Die „dicke Schule“ nimmt viel Raum ein

Die Schule hier kommt mir immer so vor wie eine dicke Person, die sich mit ihrem mächtigen Hintern auf einen eh schon engen Sitz quetscht – ich will damit sagen, dass die Schule im Alltag fast den ganzen Tag okkupiert und den Kids für andere Aktivitäten, wie Sport oder Verabredungen, kaum mehr Zeit bleibt. Morgens um 8.25 Uhr kommt der Bus bei uns an. Das System mit dem Schulbus, der jedes amerikanische Kind quasi vor der Haustüre abholt, ist zwar praktisch, aber so fängt der Schultag schon mit 25 Minuten Sitzen für unsere Kinder an. Und für die allermeisten hört er dann um kurz nach 16 Uhr (je nach Schulbeginn auch früher) genauso wieder auf – nämlich sitzend.

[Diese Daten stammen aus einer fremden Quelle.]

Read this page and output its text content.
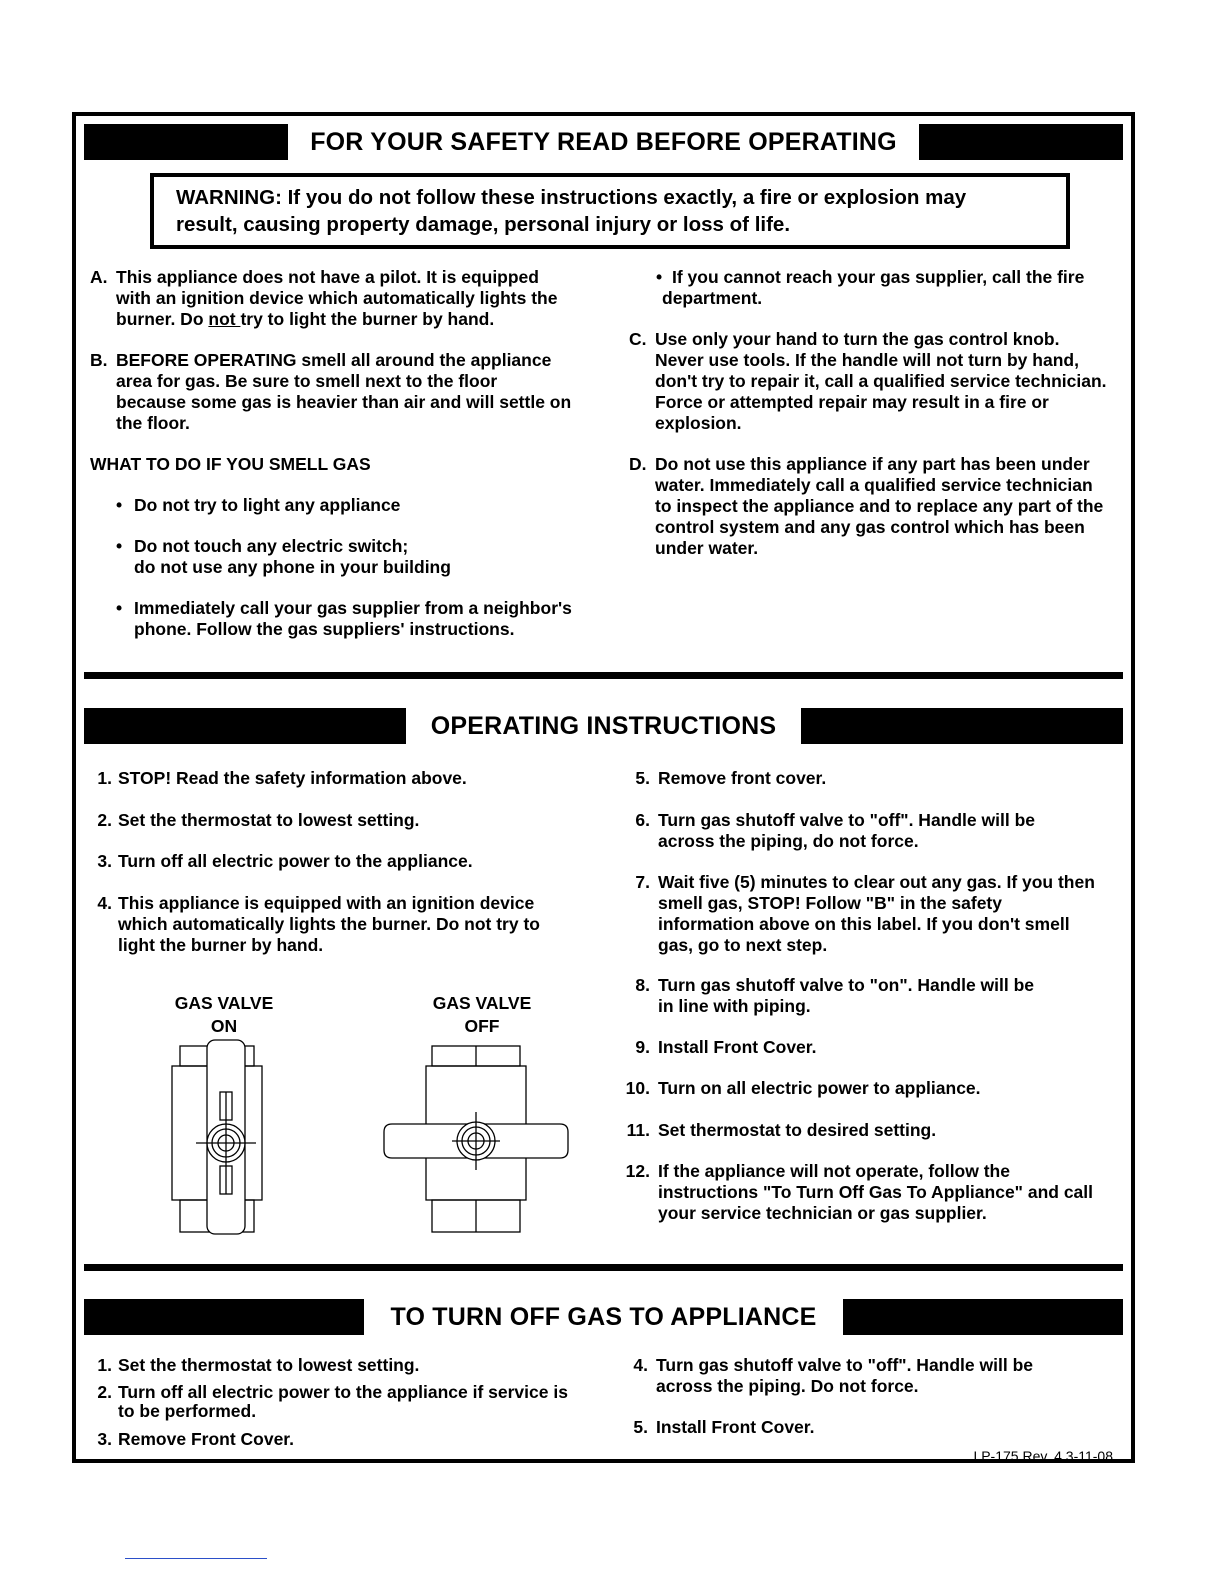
FOR YOUR SAFETY READ BEFORE OPERATING
WARNING: If you do not follow these instructions exactly, a fire or explosion may
result, causing property damage, personal injury or loss of life.
A. This appliance does not have a pilot. It is equipped
with an ignition device which automatically lights the
burner. Do not try to light the burner by hand.
B. BEFORE OPERATING smell all around the appliance
area for gas. Be sure to smell next to the floor
because some gas is heavier than air and will settle on
the floor.
WHAT TO DO IF YOU SMELL GAS
• Do not try to light any appliance
• Do not touch any electric switch;
do not use any phone in your building
• Immediately call your gas supplier from a neighbor's
phone. Follow the gas suppliers' instructions.
• If you cannot reach your gas supplier, call the fire
department.
C. Use only your hand to turn the gas control knob.
Never use tools. If the handle will not turn by hand,
don't try to repair it, call a qualified service technician.
Force or attempted repair may result in a fire or
explosion.
D. Do not use this appliance if any part has been under
water. Immediately call a qualified service technician
to inspect the appliance and to replace any part of the
control system and any gas control which has been
under water.
OPERATING INSTRUCTIONS
1. STOP! Read the safety information above.
2. Set the thermostat to lowest setting.
3. Turn off all electric power to the appliance.
4. This appliance is equipped with an ignition device
which automatically lights the burner. Do not try to
light the burner by hand.
GAS VALVE
ON
GAS VALVE
OFF
5. Remove front cover.
6. Turn gas shutoff valve to "off". Handle will be
across the piping, do not force.
7. Wait five (5) minutes to clear out any gas. If you then
smell gas, STOP! Follow "B" in the safety
information above on this label. If you don't smell
gas, go to next step.
8. Turn gas shutoff valve to "on". Handle will be
in line with piping.
9. Install Front Cover.
10. Turn on all electric power to appliance.
11. Set thermostat to desired setting.
12. If the appliance will not operate, follow the
instructions "To Turn Off Gas To Appliance" and call
your service technician or gas supplier.
TO TURN OFF GAS TO APPLIANCE
1. Set the thermostat to lowest setting.
2. Turn off all electric power to the appliance if service is
to be performed.
3. Remove Front Cover.
4. Turn gas shutoff valve to "off". Handle will be
across the piping. Do not force.
5. Install Front Cover.
LP-175 Rev. 4 3-11-08
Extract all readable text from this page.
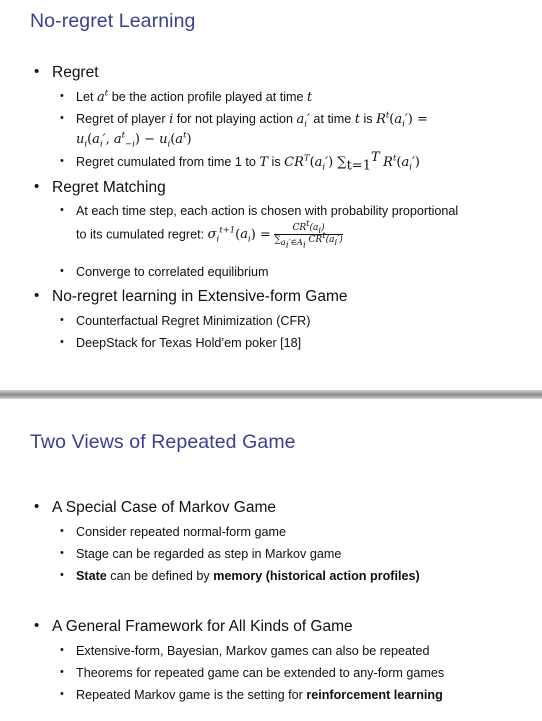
No-regret Learning
• Regret
• Let $a^t$ be the action profile played at time t
• Regret of player i for not playing action $a_i'$ at time t is $R^t(a_i')$ =
$u_i(a_i'$, $a^t_{-i}) - u_i(a^t)$
• Regret cumulated from time 1 to T is $CR^T(a_i')$ $\sum_{t=1}^T$ $R^t(a_i')$
• Regret Matching
• At each time step, each action is chosen with probability proportional
to its cumulated regret: $\sigma_i^{t+1}(a_i) = \frac{CR^t(a_i)}{\sum_{a_i'\in A_i} CR^t(a_i')}$
• Converge to correlated equilibrium
• No-regret learning in Extensive-form Game
• Counterfactual Regret Minimization (CFR)
• DeepStack for Texas Hold’em poker [18]
Two Views of Repeated Game
• A Special Case of Markov Game
• Consider repeated normal-form game
• Stage can be regarded as step in Markov game
• State can be defined by memory (historical action profiles)
• A General Framework for All Kinds of Game
• Extensive-form, Bayesian, Markov games can also be repeated
• Theorems for repeated game can be extended to any-form games
• Repeated Markov game is the setting for reinforcement learning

Die Zeit dazwischen besteht ebenfalls aus Sitzen. Theo (8) und Tim (7) haben in der Schulzeit von 9.00 bis 15.20 gerade mal 40 Minuten keinen Unterricht: 20 Minuten „lunchtime“ (wo sie wieder sitzen!) und eine 20-minütige Pause. Zugegeben, in der Pause dürfen sie sich bewegen – mit Einschränkungen (s.u.).

Für meine Schulkinder in der Deutschen Schule (Samstagsschule), die regulär in eine middle school gehen, war die Frage bei der mündlichen Prüfung: „Was machst du in der Schulpause?“ dann auch einfach komplett verwirrend – fragende Gesichter bzw. die Antwort: „Wir haben keine Pause.“ Also beim nächsten Mal besser nicht danach fragen – das ist eine interkulturelle Falle.

Zusätzlich gibt es in den letzten Jahren die Tendenz, Schulsportstunden zu streichen. Zum einen, damit die Schulen mit einem kleineren Budget zurechtkommen und zum anderen, damit die Kinder mehr Zeit zum Lernen haben (in standardisierten Tests schnitten die Kinder immer schlechter ab in letzter Zeit – dagegen will man etwas tun). Ich kann nicht glauben, dass das Wissen um den Nutzen von physischer Aktivität fürs Lernen hier noch nicht angekommen ist. Wer sich bewegt, hat ein besser durchblutetes Gehirn, was sich positiv auf Gedächtnisleistung, Aufmerksamkeit und Kreativität auswirkt – alles Dinge, die beim Büffeln durchaus helfen. Außerdem gibt’s „Wohlfühlhormone“ und „Anti-Stresshormone“ quasi frei Haus. Ich konnte kaum glauben, dass erst jetzt (Januar 2012) in der Times stand, dass es „wachsende Hinweise darauf gäbe, dass körperliche Aktivität auch dem Gehirn helfen würde“. Da bin ich sprachlos.

Und wenn die mancherorts „sportlose und pausenlose“ Schule dann endlich vorbei ist, gibt es auch noch die Hausaufgaben, die die Kids erledigen müssen – bei unseren kann das je nach Lehrer/in und Kind auch noch einmal eine Stunde dauern.

Wenn Theo und Tim nachmittags gerade anfangen, mental und körperlich endlich im Garten zu landen, muss ich sie gleich wieder reinrufen, weil die Hausaufgaben noch gemacht werden müssen. Und danach geht es schon Richtung Bett. An vielen Tagen ist diese Einteilung für uns alle unbefriedigend, weil die Kids müde, überdreht und schlecht gelaunt sind, was ich ihnen nicht verübeln kann (aber auslöffeln müssen wir es trotzdem gemeinsam).